You're going to need to experiment on some scrap. One of the things I would try is and undercoat of amber shellac and a top coat of wiping varnish.


----------



## dbray45 (Oct 19, 2010)

Soft maple turns golden with regular oil based poly after 2-3 years. The maple in the box stores is kiln dried and can be brittle. If you can find air dried maple and let it sit for a couple of weeks in you shop, it will be easier to work. Choose your wood carefully and you won't have a problem.


----------



## wormil (Nov 19, 2011)

A light coat of linseed oil will yellow maple naturally. It can take anywhere from days to weeks depending on sun exposure and the wood itself. I'd expect maple ply to yellow slower. Those look like local built (not factory) cabinets and were probably finished with oil based varnish.

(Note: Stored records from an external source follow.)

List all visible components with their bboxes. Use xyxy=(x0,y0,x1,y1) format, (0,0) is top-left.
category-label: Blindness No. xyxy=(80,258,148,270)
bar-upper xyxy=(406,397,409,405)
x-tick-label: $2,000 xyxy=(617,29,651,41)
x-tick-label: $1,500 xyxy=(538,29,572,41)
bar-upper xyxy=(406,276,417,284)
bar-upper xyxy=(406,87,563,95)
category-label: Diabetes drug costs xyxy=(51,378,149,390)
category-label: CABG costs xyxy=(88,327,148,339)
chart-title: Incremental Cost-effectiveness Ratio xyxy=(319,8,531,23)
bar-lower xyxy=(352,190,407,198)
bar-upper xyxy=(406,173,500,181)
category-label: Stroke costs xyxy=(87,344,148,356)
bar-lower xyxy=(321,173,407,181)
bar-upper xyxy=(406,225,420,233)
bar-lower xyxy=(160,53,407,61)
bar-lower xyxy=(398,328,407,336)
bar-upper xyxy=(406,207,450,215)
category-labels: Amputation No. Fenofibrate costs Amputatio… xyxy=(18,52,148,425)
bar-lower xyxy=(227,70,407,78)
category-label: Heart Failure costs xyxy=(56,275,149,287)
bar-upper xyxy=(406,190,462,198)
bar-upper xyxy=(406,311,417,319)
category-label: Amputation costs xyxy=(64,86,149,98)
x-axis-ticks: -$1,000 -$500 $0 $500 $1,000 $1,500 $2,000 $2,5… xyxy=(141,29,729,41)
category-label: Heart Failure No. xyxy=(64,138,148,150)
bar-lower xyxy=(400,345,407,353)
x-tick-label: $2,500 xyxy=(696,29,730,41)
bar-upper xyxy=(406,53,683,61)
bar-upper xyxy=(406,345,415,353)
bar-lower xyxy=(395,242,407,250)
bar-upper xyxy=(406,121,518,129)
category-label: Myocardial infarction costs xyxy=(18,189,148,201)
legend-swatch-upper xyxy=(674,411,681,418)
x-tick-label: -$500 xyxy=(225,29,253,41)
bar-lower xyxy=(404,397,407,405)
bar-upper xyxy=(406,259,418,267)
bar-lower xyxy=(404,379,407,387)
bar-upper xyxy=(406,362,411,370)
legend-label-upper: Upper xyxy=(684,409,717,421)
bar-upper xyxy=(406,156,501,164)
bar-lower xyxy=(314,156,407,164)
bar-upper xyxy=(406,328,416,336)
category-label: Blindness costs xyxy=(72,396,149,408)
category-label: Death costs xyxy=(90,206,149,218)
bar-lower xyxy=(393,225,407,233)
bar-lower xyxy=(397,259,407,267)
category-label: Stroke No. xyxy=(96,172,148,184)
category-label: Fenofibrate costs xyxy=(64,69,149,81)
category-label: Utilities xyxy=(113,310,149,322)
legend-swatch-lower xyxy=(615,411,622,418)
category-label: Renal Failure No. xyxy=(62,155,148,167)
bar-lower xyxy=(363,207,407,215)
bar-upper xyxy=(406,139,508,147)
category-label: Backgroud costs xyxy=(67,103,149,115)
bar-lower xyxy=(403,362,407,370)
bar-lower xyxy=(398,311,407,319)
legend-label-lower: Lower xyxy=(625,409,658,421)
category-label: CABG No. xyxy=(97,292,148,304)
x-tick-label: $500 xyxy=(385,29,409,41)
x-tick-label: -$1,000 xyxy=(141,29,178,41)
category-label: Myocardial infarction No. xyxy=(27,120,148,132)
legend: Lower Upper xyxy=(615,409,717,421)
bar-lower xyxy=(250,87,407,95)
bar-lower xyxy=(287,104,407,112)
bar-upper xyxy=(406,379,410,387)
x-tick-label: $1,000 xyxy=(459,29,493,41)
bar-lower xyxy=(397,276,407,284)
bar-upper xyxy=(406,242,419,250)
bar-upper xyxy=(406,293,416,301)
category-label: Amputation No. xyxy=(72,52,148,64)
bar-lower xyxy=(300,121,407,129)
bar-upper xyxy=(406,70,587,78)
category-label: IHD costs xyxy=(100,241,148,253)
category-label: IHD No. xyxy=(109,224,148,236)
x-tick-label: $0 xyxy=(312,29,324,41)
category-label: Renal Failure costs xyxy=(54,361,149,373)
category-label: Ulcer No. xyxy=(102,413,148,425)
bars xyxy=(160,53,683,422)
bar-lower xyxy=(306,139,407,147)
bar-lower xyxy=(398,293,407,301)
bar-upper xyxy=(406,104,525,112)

Here are a couple maple projects finished with linseed oil, yellowing happened fairly rapidly.

First pic is in the shade, second in the sun. Picture was taken about one week after finishing.


Picture taken about one day after finishing.


----------



## renners (Apr 9, 2010)

With the back of the doors showing lighter than the fronts, I would guess they were finished with clear lacquer. A couple of weeks in the sun will give them a tan. I recently stacked a couple of pine cabinets on the bench under a fluorescent fitting with a shelf resting on top, there was a visible tan line where the shelf was after only a few days.


----------